= Human trafficking in Ohio =

Human trafficking in Ohio is the illegal trade of human beings for the purposes of reproductive slavery, commercial sexual exploitation, and forced labor as it occurs in the state of Ohio, and it is widely recognized as a modern-day form of slavery. It includes "the recruitment, transportation, transfer, harboring or receipt of persons by means of threat or use of force or other forms of coercion, of abduction, of fraud, of deception, of the abuse of power, forced intake of drugs, or of a position of vulnerability or of the giving or receiving of payments or benefits to achieve the consent of a person having control over another person, for the purpose of exploitation. Exploitation shall include, at a minimum, the exploitation of the prostitution of others or other forms of sexual exploitation, forced labor services, slavery or practices similar to slavery, servitude or the removal of organs."

Ohio is particularly vulnerable to human trafficking because it has both large urban centers and rural counties and a large transient and immigrant population, as well as five major highways with easy access to other states and Canada. 24 out of 88 counties have no human-trafficking training or access to victim services. A recent study estimated that between 2014-2016, 1,032 Ohio youth and young adults were victims of human trafficking. The National Human Trafficking Resource Center reported receiving 1,066 calls and emails in 2015 about human trafficking in Ohio.

== Ohio Human Trafficking Task Force ==
The Ohio Human Trafficking Task Force was created by executive order on March 29, 2012. It coordinates efforts between 11 departments to identify and rescue victims, to coordinate investigation of human trafficking cases, and to provide the services and treatment for victims. Since then, Ohio has spent $2 million on programs for trafficking victims. In Franklin County, Judge Paul Herbert established a program called Changing Actions to Change Habits (CATCH court), which is a two-year probation program for adult victims of human trafficking that allows them to have their prior convictions dismissed.

== Ohio laws ==
"H.B. 262 [The Ohio Human Trafficking Act of 2012] raised the penalty for committing the crime of human trafficking to a first-degree felony with a mandatory minimum sentence of 10–15 years, ... created a diversion program for juvenile victims to receive protection and treatment," and "allows for adult victims of human trafficking with prior convictions of prostitution or solicitation to have their records expunged."
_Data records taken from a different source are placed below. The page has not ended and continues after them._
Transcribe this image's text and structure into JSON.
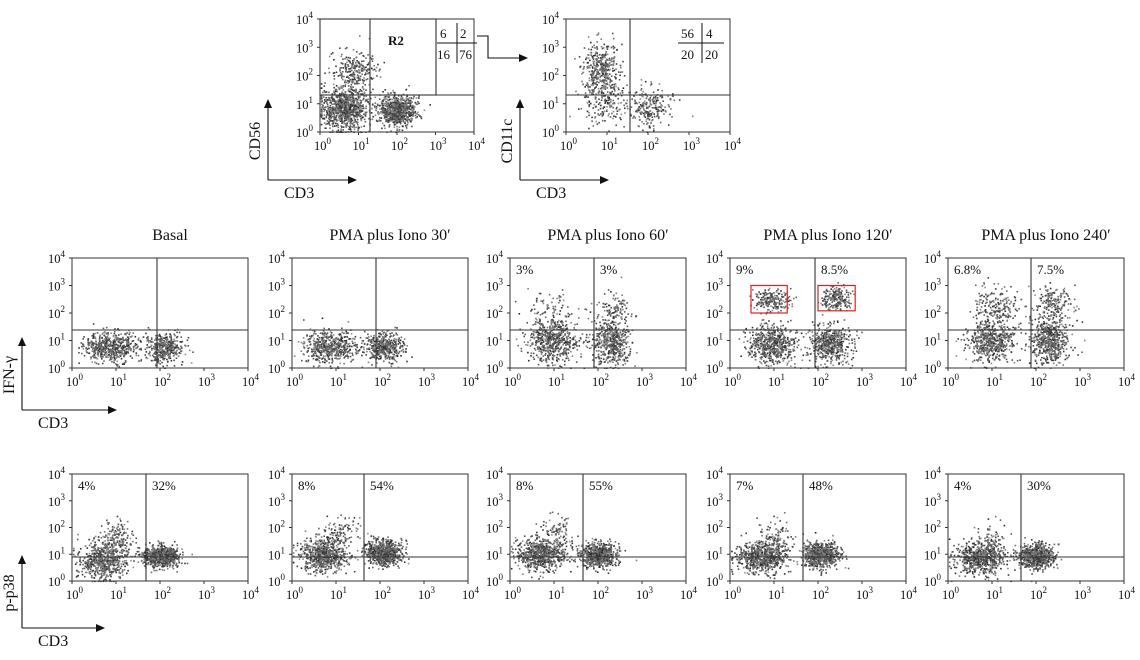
{
  "chart_data": [
    {
      "type": "scatter",
      "id": "gating-cd56",
      "xlabel": "CD3",
      "ylabel": "CD56",
      "xlim": [
        1,
        10000
      ],
      "ylim": [
        1,
        10000
      ],
      "log_scale": true,
      "tick_exponents": [
        "0",
        "1",
        "2",
        "3",
        "4"
      ],
      "gate_region_label": "R2",
      "quadrant_values": {
        "upper_left": "6",
        "upper_right": "2",
        "lower_left": "16",
        "lower_right": "76"
      },
      "clusters": [
        {
          "x": 4,
          "y": 7,
          "spread": [
            0.32,
            0.36
          ],
          "n": 900
        },
        {
          "x": 100,
          "y": 6,
          "spread": [
            0.22,
            0.26
          ],
          "n": 850
        },
        {
          "x": 8,
          "y": 150,
          "spread": [
            0.3,
            0.35
          ],
          "n": 260
        }
      ]
    },
    {
      "type": "scatter",
      "id": "gating-cd11c",
      "xlabel": "CD3",
      "ylabel": "CD11c",
      "xlim": [
        1,
        10000
      ],
      "ylim": [
        1,
        10000
      ],
      "log_scale": true,
      "tick_exponents": [
        "0",
        "1",
        "2",
        "3",
        "4"
      ],
      "quadrant_values": {
        "upper_left": "56",
        "upper_right": "4",
        "lower_left": "20",
        "lower_right": "20"
      },
      "clusters": [
        {
          "x": 7,
          "y": 150,
          "spread": [
            0.22,
            0.5
          ],
          "n": 420
        },
        {
          "x": 100,
          "y": 8,
          "spread": [
            0.25,
            0.35
          ],
          "n": 230
        },
        {
          "x": 8,
          "y": 8,
          "spread": [
            0.3,
            0.35
          ],
          "n": 120
        }
      ]
    },
    {
      "type": "scatter",
      "id": "ifn-basal",
      "title": "Basal",
      "xlim": [
        1,
        10000
      ],
      "ylim": [
        1,
        10000
      ],
      "log_scale": true,
      "tick_exponents": [
        "0",
        "1",
        "2",
        "3",
        "4"
      ],
      "labels": {
        "left": "",
        "right": ""
      },
      "clusters": [
        {
          "x": 7,
          "y": 6,
          "spread": [
            0.3,
            0.28
          ],
          "n": 520
        },
        {
          "x": 120,
          "y": 6,
          "spread": [
            0.22,
            0.26
          ],
          "n": 420
        }
      ]
    },
    {
      "type": "scatter",
      "id": "ifn-30",
      "title": "PMA plus Iono 30′",
      "xlim": [
        1,
        10000
      ],
      "ylim": [
        1,
        10000
      ],
      "log_scale": true,
      "tick_exponents": [
        "0",
        "1",
        "2",
        "3",
        "4"
      ],
      "labels": {
        "left": "",
        "right": ""
      },
      "clusters": [
        {
          "x": 7,
          "y": 6,
          "spread": [
            0.3,
            0.28
          ],
          "n": 520
        },
        {
          "x": 120,
          "y": 6,
          "spread": [
            0.22,
            0.26
          ],
          "n": 420
        }
      ]
    },
    {
      "type": "scatter",
      "id": "ifn-60",
      "title": "PMA plus Iono 60′",
      "xlim": [
        1,
        10000
      ],
      "ylim": [
        1,
        10000
      ],
      "log_scale": true,
      "tick_exponents": [
        "0",
        "1",
        "2",
        "3",
        "4"
      ],
      "labels": {
        "left": "3%",
        "right": "3%"
      },
      "clusters": [
        {
          "x": 9,
          "y": 10,
          "spread": [
            0.28,
            0.4
          ],
          "n": 560
        },
        {
          "x": 200,
          "y": 10,
          "spread": [
            0.22,
            0.45
          ],
          "n": 520
        },
        {
          "x": 9,
          "y": 150,
          "spread": [
            0.28,
            0.3
          ],
          "n": 80
        },
        {
          "x": 220,
          "y": 150,
          "spread": [
            0.2,
            0.3
          ],
          "n": 80
        }
      ]
    },
    {
      "type": "scatter",
      "id": "ifn-120",
      "title": "PMA plus Iono 120′",
      "xlim": [
        1,
        10000
      ],
      "ylim": [
        1,
        10000
      ],
      "log_scale": true,
      "tick_exponents": [
        "0",
        "1",
        "2",
        "3",
        "4"
      ],
      "labels": {
        "left": "9%",
        "right": "8.5%"
      },
      "highlight_boxes": [
        {
          "x": [
            3,
            20
          ],
          "y": [
            100,
            1000
          ]
        },
        {
          "x": [
            100,
            700
          ],
          "y": [
            120,
            1000
          ]
        }
      ],
      "clusters": [
        {
          "x": 9,
          "y": 8,
          "spread": [
            0.28,
            0.35
          ],
          "n": 560
        },
        {
          "x": 180,
          "y": 8,
          "spread": [
            0.22,
            0.35
          ],
          "n": 520
        },
        {
          "x": 9,
          "y": 300,
          "spread": [
            0.2,
            0.2
          ],
          "n": 200
        },
        {
          "x": 250,
          "y": 350,
          "spread": [
            0.15,
            0.2
          ],
          "n": 210
        }
      ]
    },
    {
      "type": "scatter",
      "id": "ifn-240",
      "title": "PMA plus Iono 240′",
      "xlim": [
        1,
        10000
      ],
      "ylim": [
        1,
        10000
      ],
      "log_scale": true,
      "tick_exponents": [
        "0",
        "1",
        "2",
        "3",
        "4"
      ],
      "labels": {
        "left": "6.8%",
        "right": "7.5%"
      },
      "clusters": [
        {
          "x": 9,
          "y": 10,
          "spread": [
            0.28,
            0.4
          ],
          "n": 560
        },
        {
          "x": 200,
          "y": 10,
          "spread": [
            0.22,
            0.4
          ],
          "n": 520
        },
        {
          "x": 12,
          "y": 200,
          "spread": [
            0.25,
            0.35
          ],
          "n": 180
        },
        {
          "x": 250,
          "y": 200,
          "spread": [
            0.2,
            0.35
          ],
          "n": 190
        }
      ]
    },
    {
      "type": "scatter",
      "id": "pp38-basal",
      "xlim": [
        1,
        10000
      ],
      "ylim": [
        1,
        10000
      ],
      "log_scale": true,
      "tick_exponents": [
        "0",
        "1",
        "2",
        "3",
        "4"
      ],
      "labels": {
        "left": "4%",
        "right": "32%"
      },
      "clusters": [
        {
          "x": 5,
          "y": 6,
          "spread": [
            0.28,
            0.35
          ],
          "n": 600
        },
        {
          "x": 100,
          "y": 9,
          "spread": [
            0.2,
            0.2
          ],
          "n": 700
        },
        {
          "x": 10,
          "y": 40,
          "spread": [
            0.2,
            0.35
          ],
          "n": 150
        }
      ]
    },
    {
      "type": "scatter",
      "id": "pp38-30",
      "xlim": [
        1,
        10000
      ],
      "ylim": [
        1,
        10000
      ],
      "log_scale": true,
      "tick_exponents": [
        "0",
        "1",
        "2",
        "3",
        "4"
      ],
      "labels": {
        "left": "8%",
        "right": "54%"
      },
      "clusters": [
        {
          "x": 5,
          "y": 10,
          "spread": [
            0.26,
            0.3
          ],
          "n": 650
        },
        {
          "x": 120,
          "y": 12,
          "spread": [
            0.2,
            0.22
          ],
          "n": 750
        },
        {
          "x": 12,
          "y": 60,
          "spread": [
            0.2,
            0.35
          ],
          "n": 120
        }
      ]
    },
    {
      "type": "scatter",
      "id": "pp38-60",
      "xlim": [
        1,
        10000
      ],
      "ylim": [
        1,
        10000
      ],
      "log_scale": true,
      "tick_exponents": [
        "0",
        "1",
        "2",
        "3",
        "4"
      ],
      "labels": {
        "left": "8%",
        "right": "55%"
      },
      "clusters": [
        {
          "x": 5,
          "y": 10,
          "spread": [
            0.28,
            0.3
          ],
          "n": 650
        },
        {
          "x": 100,
          "y": 10,
          "spread": [
            0.2,
            0.22
          ],
          "n": 750
        },
        {
          "x": 10,
          "y": 50,
          "spread": [
            0.2,
            0.35
          ],
          "n": 110
        }
      ]
    },
    {
      "type": "scatter",
      "id": "pp38-120",
      "xlim": [
        1,
        10000
      ],
      "ylim": [
        1,
        10000
      ],
      "log_scale": true,
      "tick_exponents": [
        "0",
        "1",
        "2",
        "3",
        "4"
      ],
      "labels": {
        "left": "7%",
        "right": "48%"
      },
      "clusters": [
        {
          "x": 5,
          "y": 8,
          "spread": [
            0.28,
            0.3
          ],
          "n": 620
        },
        {
          "x": 110,
          "y": 10,
          "spread": [
            0.2,
            0.22
          ],
          "n": 720
        },
        {
          "x": 10,
          "y": 40,
          "spread": [
            0.2,
            0.35
          ],
          "n": 110
        }
      ]
    },
    {
      "type": "scatter",
      "id": "pp38-240",
      "xlim": [
        1,
        10000
      ],
      "ylim": [
        1,
        10000
      ],
      "log_scale": true,
      "tick_exponents": [
        "0",
        "1",
        "2",
        "3",
        "4"
      ],
      "labels": {
        "left": "4%",
        "right": "30%"
      },
      "clusters": [
        {
          "x": 5,
          "y": 7,
          "spread": [
            0.28,
            0.3
          ],
          "n": 600
        },
        {
          "x": 100,
          "y": 9,
          "spread": [
            0.2,
            0.22
          ],
          "n": 700
        },
        {
          "x": 10,
          "y": 30,
          "spread": [
            0.2,
            0.35
          ],
          "n": 100
        }
      ]
    }
  ],
  "axis_labels": {
    "row_ifn_y": "IFN-γ",
    "row_ifn_x": "CD3",
    "row_pp38_y": "p-p38",
    "row_pp38_x": "CD3"
  },
  "colors": {
    "dot": "#555555",
    "axis": "#333333",
    "highlight": "#e02020"
  }
}
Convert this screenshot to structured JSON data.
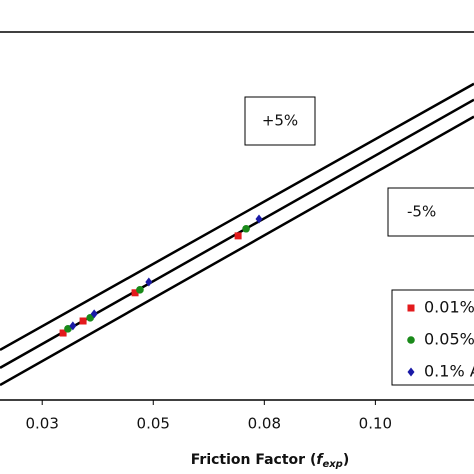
{
  "chart_data": {
    "type": "scatter",
    "x_label": [
      "Friction Factor (",
      "f",
      "exp",
      ")"
    ],
    "xlim": [
      0.0155,
      0.1222
    ],
    "ylim": [
      0,
      0.15
    ],
    "xticks": [
      {
        "value": 0.025,
        "label": "0.03"
      },
      {
        "value": 0.05,
        "label": "0.05"
      },
      {
        "value": 0.075,
        "label": "0.08"
      },
      {
        "value": 0.1,
        "label": "0.10"
      }
    ],
    "lines": [
      {
        "x": [
          0.0155,
          0.1222
        ],
        "y": [
          0.0204,
          0.1289
        ]
      },
      {
        "x": [
          0.0155,
          0.1222
        ],
        "y": [
          0.0131,
          0.1224
        ]
      },
      {
        "x": [
          0.0155,
          0.1222
        ],
        "y": [
          0.0061,
          0.1155
        ]
      }
    ],
    "annotations": [
      {
        "text": "+5%"
      },
      {
        "text": "-5%"
      }
    ],
    "series": [
      {
        "name": "0.01%",
        "color": "#e31a1c",
        "marker": "square",
        "x": [
          0.0297,
          0.0342,
          0.0459,
          0.0691
        ],
        "y": [
          0.0273,
          0.0322,
          0.0437,
          0.0669
        ]
      },
      {
        "name": "0.05%",
        "color": "#1a8a1a",
        "marker": "circle",
        "x": [
          0.0308,
          0.0358,
          0.047,
          0.0709
        ],
        "y": [
          0.029,
          0.0335,
          0.0449,
          0.0698
        ]
      },
      {
        "name": "0.1% A",
        "color": "#1a1aa6",
        "marker": "diamond",
        "x": [
          0.0319,
          0.0367,
          0.049,
          0.0738
        ],
        "y": [
          0.0302,
          0.0351,
          0.0481,
          0.0738
        ]
      }
    ]
  }
}
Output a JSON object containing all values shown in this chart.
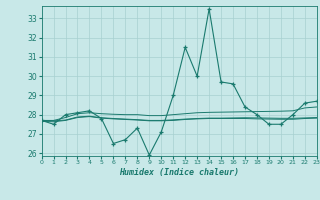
{
  "x": [
    0,
    1,
    2,
    3,
    4,
    5,
    6,
    7,
    8,
    9,
    10,
    11,
    12,
    13,
    14,
    15,
    16,
    17,
    18,
    19,
    20,
    21,
    22,
    23
  ],
  "y_main": [
    27.7,
    27.5,
    28.0,
    28.1,
    28.2,
    27.8,
    26.5,
    26.7,
    27.3,
    25.9,
    27.1,
    29.0,
    31.5,
    30.0,
    33.5,
    29.7,
    29.6,
    28.4,
    28.0,
    27.5,
    27.5,
    28.0,
    28.6,
    28.7
  ],
  "y_trend1": [
    27.7,
    27.7,
    27.85,
    28.05,
    28.1,
    28.05,
    28.02,
    28.0,
    28.0,
    27.95,
    27.95,
    28.0,
    28.05,
    28.1,
    28.12,
    28.13,
    28.14,
    28.15,
    28.16,
    28.17,
    28.18,
    28.2,
    28.35,
    28.4
  ],
  "y_trend2": [
    27.65,
    27.63,
    27.7,
    27.85,
    27.9,
    27.82,
    27.78,
    27.75,
    27.72,
    27.68,
    27.68,
    27.7,
    27.75,
    27.78,
    27.8,
    27.8,
    27.8,
    27.8,
    27.78,
    27.77,
    27.76,
    27.76,
    27.8,
    27.82
  ],
  "y_trend3": [
    27.7,
    27.68,
    27.72,
    27.88,
    27.92,
    27.84,
    27.8,
    27.77,
    27.74,
    27.7,
    27.7,
    27.73,
    27.77,
    27.8,
    27.82,
    27.82,
    27.83,
    27.84,
    27.83,
    27.82,
    27.81,
    27.81,
    27.83,
    27.85
  ],
  "color": "#1a7a6e",
  "bg_color": "#c8e8e8",
  "grid_color": "#a8d0d0",
  "xlabel": "Humidex (Indice chaleur)",
  "ylim_min": 26,
  "ylim_max": 33.5,
  "xlim_min": 0,
  "xlim_max": 23,
  "yticks": [
    26,
    27,
    28,
    29,
    30,
    31,
    32,
    33
  ],
  "xticks": [
    0,
    1,
    2,
    3,
    4,
    5,
    6,
    7,
    8,
    9,
    10,
    11,
    12,
    13,
    14,
    15,
    16,
    17,
    18,
    19,
    20,
    21,
    22,
    23
  ]
}
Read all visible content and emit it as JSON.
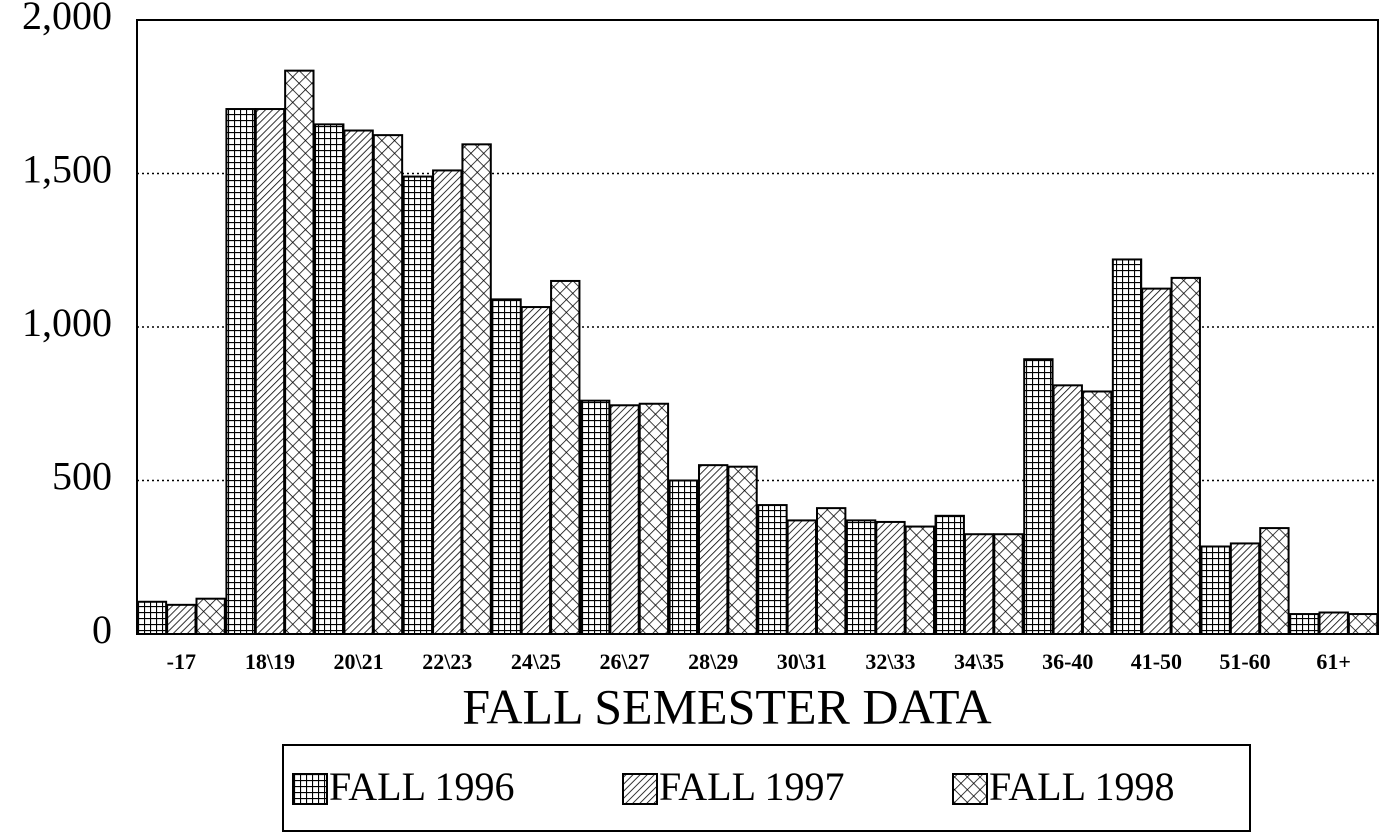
{
  "chart_data": {
    "type": "bar",
    "x_label": "FALL SEMESTER DATA",
    "categories": [
      "-17",
      "18\\19",
      "20\\21",
      "22\\23",
      "24\\25",
      "26\\27",
      "28\\29",
      "30\\31",
      "32\\33",
      "34\\35",
      "36-40",
      "41-50",
      "51-60",
      "61+"
    ],
    "series": [
      {
        "name": "FALL 1996",
        "color": "#000000",
        "pattern": "grid",
        "values": [
          105,
          1710,
          1660,
          1490,
          1090,
          760,
          500,
          420,
          370,
          385,
          895,
          1220,
          285,
          65
        ]
      },
      {
        "name": "FALL 1997",
        "color": "#000000",
        "pattern": "diagonal",
        "values": [
          95,
          1710,
          1640,
          1510,
          1065,
          745,
          550,
          370,
          365,
          325,
          810,
          1125,
          295,
          70
        ]
      },
      {
        "name": "FALL 1998",
        "color": "#000000",
        "pattern": "crosshatch",
        "values": [
          115,
          1835,
          1625,
          1595,
          1150,
          750,
          545,
          410,
          350,
          325,
          790,
          1160,
          345,
          65
        ]
      }
    ],
    "ylim": [
      0,
      2000
    ],
    "yticks": [
      0,
      500,
      {
        "value": 1000,
        "label": "1,000"
      },
      {
        "value": 1500,
        "label": "1,500"
      },
      {
        "value": 2000,
        "label": "2,000"
      }
    ],
    "grid": true,
    "legend": "bottom"
  }
}
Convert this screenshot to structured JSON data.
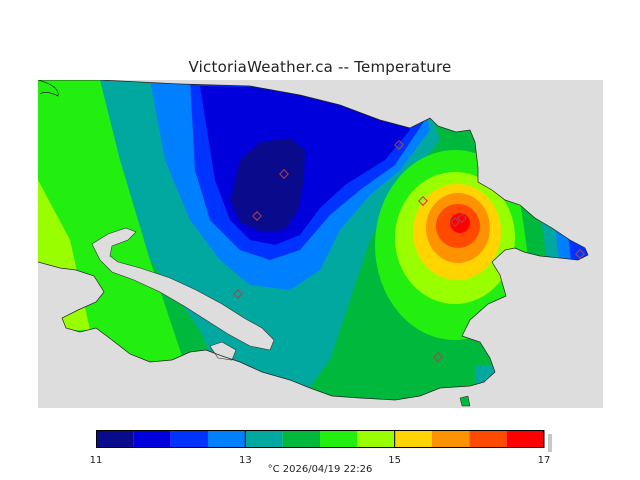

== Advocacy organizations ==
- Central Ohio Rescue and Restore is an organization that provides "a collaborative community response to human trafficking in central Ohio through education, services, advocacy, and prosecution."
- Summit County Collaborative Against Human Trafficking is an organization centered in Summit County that seeks to increase awareness of human trafficking.
Lucas County Human Trafficking Coalition is a 71 member coalition that covers the NW Ohio region.
The Human Trafficking and Social Justice Institute at the University of Toledo conducts research, teaches, and organizes to respond to human trafficking in Ohio, the U.S., and world.